The picture has plenty of laughs, all in the familiar Lloyd vein of comedy, and some good human touches, but the comedy does not compare with Lloyd's best. The comedian appears to be in the process of changing the spirit of his appeal. The transition so far is faint and scarcely discernible, but it is in the wrong direction.
Specifically, Lloyd is turning his characterization from the "boob" to the "wise guy." Instead of being always the victim of the joke, he is the perpetrator. Instead of falling into the banana peel trap, he sets the trap for somebody else, losing sight of the fundamental that the laugh goes to the banana peel victim and not to the joker.

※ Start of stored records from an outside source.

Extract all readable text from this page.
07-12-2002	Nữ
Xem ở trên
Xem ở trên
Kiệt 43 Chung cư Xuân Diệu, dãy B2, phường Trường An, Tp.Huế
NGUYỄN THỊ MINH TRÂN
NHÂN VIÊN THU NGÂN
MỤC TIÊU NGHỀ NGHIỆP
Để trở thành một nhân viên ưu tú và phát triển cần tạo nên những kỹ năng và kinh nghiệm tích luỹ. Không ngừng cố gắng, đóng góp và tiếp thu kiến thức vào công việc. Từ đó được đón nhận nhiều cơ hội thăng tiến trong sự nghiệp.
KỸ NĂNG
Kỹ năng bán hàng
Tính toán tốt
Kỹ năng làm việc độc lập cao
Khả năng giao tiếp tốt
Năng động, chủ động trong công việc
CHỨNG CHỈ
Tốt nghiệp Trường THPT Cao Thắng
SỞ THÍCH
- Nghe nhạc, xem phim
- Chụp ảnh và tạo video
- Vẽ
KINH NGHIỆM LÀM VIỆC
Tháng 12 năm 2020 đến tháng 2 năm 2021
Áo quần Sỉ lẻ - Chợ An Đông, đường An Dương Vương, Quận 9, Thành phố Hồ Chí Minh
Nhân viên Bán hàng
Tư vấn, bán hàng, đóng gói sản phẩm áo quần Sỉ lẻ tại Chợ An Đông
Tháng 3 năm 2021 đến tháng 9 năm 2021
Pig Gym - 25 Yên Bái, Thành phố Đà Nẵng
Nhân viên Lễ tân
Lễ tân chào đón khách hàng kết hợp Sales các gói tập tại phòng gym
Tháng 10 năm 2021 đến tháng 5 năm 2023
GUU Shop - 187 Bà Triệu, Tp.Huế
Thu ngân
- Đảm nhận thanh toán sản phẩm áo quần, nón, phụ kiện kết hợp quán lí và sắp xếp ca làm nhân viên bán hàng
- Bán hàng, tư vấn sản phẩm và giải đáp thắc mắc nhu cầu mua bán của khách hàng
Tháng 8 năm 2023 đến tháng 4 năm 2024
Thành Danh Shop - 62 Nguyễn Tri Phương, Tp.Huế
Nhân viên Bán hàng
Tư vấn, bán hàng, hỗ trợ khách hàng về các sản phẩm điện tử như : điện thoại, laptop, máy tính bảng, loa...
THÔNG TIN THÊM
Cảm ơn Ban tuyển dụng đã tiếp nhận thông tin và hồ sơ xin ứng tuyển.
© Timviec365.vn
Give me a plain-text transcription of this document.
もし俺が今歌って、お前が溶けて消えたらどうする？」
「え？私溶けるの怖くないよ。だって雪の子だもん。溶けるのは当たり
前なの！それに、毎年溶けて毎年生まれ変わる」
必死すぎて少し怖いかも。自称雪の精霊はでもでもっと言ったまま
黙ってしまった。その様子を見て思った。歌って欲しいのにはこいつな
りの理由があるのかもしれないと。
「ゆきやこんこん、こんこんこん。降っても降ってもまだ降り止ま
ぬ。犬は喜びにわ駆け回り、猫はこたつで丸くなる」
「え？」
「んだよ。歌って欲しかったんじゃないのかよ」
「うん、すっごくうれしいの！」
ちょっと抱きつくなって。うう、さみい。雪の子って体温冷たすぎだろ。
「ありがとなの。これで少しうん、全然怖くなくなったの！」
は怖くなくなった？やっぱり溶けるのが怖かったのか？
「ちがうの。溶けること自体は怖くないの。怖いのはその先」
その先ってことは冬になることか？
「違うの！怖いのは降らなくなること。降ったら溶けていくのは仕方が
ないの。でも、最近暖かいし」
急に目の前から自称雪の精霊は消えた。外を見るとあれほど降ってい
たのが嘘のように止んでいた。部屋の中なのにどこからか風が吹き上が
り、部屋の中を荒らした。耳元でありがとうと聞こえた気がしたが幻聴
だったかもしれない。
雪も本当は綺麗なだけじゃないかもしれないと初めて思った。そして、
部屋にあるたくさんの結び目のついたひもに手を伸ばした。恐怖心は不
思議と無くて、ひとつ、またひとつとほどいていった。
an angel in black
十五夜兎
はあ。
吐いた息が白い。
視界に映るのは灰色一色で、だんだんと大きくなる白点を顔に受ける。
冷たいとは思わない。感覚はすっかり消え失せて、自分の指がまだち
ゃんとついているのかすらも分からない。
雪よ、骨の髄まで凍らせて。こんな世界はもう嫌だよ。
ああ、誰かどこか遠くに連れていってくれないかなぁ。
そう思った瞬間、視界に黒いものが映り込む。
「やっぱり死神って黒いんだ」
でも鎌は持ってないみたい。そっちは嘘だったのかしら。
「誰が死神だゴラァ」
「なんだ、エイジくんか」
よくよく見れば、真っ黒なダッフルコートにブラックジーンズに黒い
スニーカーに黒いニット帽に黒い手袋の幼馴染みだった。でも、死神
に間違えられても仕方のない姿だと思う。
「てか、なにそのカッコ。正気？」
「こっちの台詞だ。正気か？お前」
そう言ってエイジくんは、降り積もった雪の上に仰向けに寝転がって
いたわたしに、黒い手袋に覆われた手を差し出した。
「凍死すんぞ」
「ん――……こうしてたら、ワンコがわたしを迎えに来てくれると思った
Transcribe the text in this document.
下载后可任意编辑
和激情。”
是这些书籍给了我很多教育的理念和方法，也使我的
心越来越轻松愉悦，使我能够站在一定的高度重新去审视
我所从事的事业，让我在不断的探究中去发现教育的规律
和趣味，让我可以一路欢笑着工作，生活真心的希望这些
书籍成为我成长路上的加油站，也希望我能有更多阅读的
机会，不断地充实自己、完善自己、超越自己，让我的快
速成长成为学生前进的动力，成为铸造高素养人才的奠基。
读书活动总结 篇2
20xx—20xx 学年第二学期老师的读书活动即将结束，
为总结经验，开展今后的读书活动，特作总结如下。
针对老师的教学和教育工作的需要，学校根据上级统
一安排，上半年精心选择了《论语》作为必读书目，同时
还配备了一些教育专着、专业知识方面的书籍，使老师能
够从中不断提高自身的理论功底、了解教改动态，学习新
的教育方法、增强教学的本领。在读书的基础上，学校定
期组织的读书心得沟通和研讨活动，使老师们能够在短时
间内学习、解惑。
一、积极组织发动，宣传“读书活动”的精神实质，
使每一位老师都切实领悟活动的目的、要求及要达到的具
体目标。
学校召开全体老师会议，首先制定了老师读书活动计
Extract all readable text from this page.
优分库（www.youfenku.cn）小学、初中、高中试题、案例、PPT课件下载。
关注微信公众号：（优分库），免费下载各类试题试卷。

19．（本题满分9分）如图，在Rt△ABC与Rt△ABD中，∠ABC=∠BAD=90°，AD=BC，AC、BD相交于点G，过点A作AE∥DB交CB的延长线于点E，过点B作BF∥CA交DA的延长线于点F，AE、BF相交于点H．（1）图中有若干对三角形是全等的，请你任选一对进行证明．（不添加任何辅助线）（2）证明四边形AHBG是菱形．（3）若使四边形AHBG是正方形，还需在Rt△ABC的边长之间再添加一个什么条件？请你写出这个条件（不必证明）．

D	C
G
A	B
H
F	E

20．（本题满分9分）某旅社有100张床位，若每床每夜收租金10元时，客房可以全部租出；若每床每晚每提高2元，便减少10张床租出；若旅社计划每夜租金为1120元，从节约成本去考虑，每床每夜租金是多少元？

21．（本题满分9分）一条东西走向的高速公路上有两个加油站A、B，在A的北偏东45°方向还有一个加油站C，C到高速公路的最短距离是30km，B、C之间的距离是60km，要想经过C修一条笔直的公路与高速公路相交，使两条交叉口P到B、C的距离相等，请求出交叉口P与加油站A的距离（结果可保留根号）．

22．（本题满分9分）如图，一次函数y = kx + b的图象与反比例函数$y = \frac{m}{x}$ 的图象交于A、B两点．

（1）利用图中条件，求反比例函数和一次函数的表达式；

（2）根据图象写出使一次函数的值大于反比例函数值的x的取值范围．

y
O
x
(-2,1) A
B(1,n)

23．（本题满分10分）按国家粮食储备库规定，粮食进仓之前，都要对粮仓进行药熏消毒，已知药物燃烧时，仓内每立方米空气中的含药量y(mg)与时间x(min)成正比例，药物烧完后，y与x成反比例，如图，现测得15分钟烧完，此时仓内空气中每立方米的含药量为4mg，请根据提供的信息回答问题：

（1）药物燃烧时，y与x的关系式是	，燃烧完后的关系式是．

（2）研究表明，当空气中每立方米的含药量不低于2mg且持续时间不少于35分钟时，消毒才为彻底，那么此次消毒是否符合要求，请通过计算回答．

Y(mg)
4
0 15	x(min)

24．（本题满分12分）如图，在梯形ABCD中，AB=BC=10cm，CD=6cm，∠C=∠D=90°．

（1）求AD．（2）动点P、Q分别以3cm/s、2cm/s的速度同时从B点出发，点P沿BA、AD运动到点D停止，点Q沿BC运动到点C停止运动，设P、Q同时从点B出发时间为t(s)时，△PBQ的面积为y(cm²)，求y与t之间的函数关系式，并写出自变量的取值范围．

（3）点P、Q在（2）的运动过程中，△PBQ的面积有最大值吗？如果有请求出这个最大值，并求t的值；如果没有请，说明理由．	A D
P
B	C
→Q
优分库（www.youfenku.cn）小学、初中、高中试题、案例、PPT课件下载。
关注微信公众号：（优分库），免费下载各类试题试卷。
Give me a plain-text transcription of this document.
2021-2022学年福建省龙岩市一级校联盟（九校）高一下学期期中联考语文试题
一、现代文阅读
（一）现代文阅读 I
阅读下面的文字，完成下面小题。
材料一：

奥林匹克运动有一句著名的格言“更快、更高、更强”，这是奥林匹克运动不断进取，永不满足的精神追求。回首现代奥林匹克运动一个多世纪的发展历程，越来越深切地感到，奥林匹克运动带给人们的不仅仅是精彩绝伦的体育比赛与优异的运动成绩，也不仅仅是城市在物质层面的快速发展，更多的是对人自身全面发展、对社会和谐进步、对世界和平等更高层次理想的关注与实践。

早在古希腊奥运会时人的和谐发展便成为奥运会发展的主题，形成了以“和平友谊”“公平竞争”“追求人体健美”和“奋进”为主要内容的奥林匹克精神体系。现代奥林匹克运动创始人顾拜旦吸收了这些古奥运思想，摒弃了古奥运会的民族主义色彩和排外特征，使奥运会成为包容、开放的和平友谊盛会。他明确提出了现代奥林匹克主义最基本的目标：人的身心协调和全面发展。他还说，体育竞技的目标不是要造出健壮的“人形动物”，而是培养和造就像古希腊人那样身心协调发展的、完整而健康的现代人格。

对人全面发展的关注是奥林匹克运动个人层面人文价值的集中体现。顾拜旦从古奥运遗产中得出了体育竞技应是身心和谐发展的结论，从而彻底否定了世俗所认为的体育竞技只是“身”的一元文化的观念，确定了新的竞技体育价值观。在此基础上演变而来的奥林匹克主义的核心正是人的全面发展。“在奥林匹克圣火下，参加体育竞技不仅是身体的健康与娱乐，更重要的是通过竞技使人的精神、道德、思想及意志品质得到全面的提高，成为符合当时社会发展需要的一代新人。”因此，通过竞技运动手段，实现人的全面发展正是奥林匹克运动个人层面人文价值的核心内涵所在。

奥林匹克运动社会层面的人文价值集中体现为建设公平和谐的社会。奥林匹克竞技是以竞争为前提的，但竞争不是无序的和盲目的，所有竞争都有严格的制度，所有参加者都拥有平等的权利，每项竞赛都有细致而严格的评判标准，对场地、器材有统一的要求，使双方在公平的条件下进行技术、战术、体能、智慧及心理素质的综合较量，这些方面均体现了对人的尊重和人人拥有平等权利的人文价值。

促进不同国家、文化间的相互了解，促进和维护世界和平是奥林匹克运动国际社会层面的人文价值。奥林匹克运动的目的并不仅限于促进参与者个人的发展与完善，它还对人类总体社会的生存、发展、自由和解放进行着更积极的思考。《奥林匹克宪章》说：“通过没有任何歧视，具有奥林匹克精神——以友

In so far as the new picture obeys this rule, it is funny, and at all times the surprises are ingenious. Of course, the comedy punch is an elaborate chase. Picture making has not yet developed any substitute for this sure-fire device. The whirlwind climax is neatly led p to and is smoothly dovetailed with an amusing love story.
Lloyd is the rich boy. The Girl won't have him unless he "does something worth while." He goes into the navy. As a gob, he goes to sleep and dreams he is an admiral. This is only an incident. The dream causes a fight with the ship's bully, a capital chapter, leading to the cementing of a firm friendship between the Boy and the Bully.
The ship anchors in an Oriental port and the Girl, on a yachting cruise with her father, comes to the same place. Girl goes ashore sightseeing, as gob also goes on shore leave. The Rajah sees the American girl and kidnaps her. The Boy and his matey go to the palace in pursuit. Here begins the wild chase with a rich fund of comic detail. The Boy takes refuge in the bath of the harem, staying under water and breathing through the stem of an Oriental water pipe, which the Rajah lights so that smoke bubbles rise from the water. There is knockabout and roughhouse in abundance, ending in a carnival of clubbing and, of course, the rescue of the American girl.
The naval stuff aboard the warship is amusing and the chase is uproarious. The business on shipboard is said to be strictly according to Hoyle. Regular service men were employed for the scenes.